In light of this disclosure, many Britons are fearful that the microchips are being installed as a method for local governments to wield the unchecked power being given them under the green law. These local authorities will lie in wait until the attention of the public is focused elsewhere and finish the installation of chips throughout the U.K. and then activate them like a thief in the night, providing instant access to the most personal habits of British subjects.
In addition to the gathering and transmission of personal data facilitated by the microchips, those little squares of silicon and circuits will open an unstoppable spigot of income from the exorbitant fines collected as a result of the information they transmit. It is of particular note that the Climate Change Act places the amount of those fines within the sole and unquestioned discretion of local councils and beyond the reach of the U.K.’s elected representatives in Parliament.

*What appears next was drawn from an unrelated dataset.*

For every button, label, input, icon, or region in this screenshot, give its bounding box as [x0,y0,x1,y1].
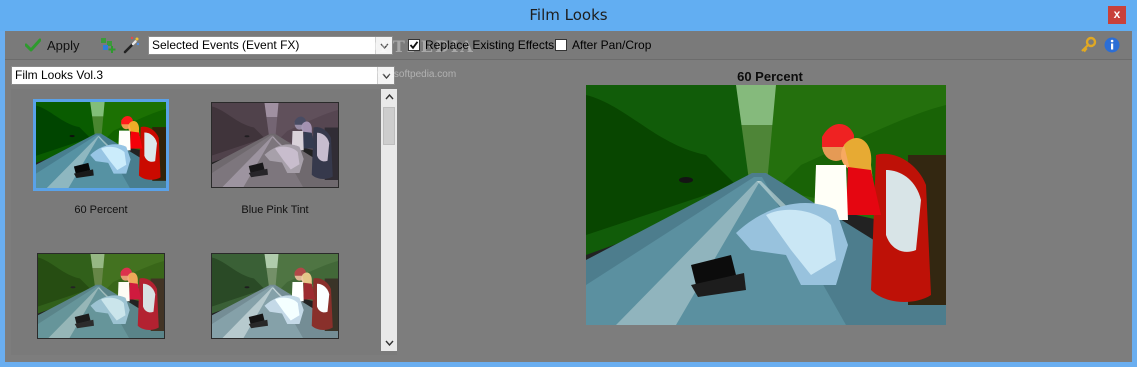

What was once a laughable plot of a late night science fiction movie, this nightmare of secret government implantation of microchips and the clandestine gathering of intimate information is now a reality in the United Kingdom and is not beyond the realm of possibility in the United States. It is certain that somewhere there is an American bureaucrat with a penchant for privacy pilfering that is slavering over the power granted by eco-fascists to his British cousins. For that reason, it is imperative that Americans refuse steadfastly to slouch along the constantly monitored path to servitude that is being set out for our fellow Anglophones.
We must vigilantly watch for any such proposals that percolate up from our local authorities and heed well the wise words spoken over 2,000 years ago by Cicero, the famed Roman orator and defender of liberty, “An evil is most easily killed in its infancy.”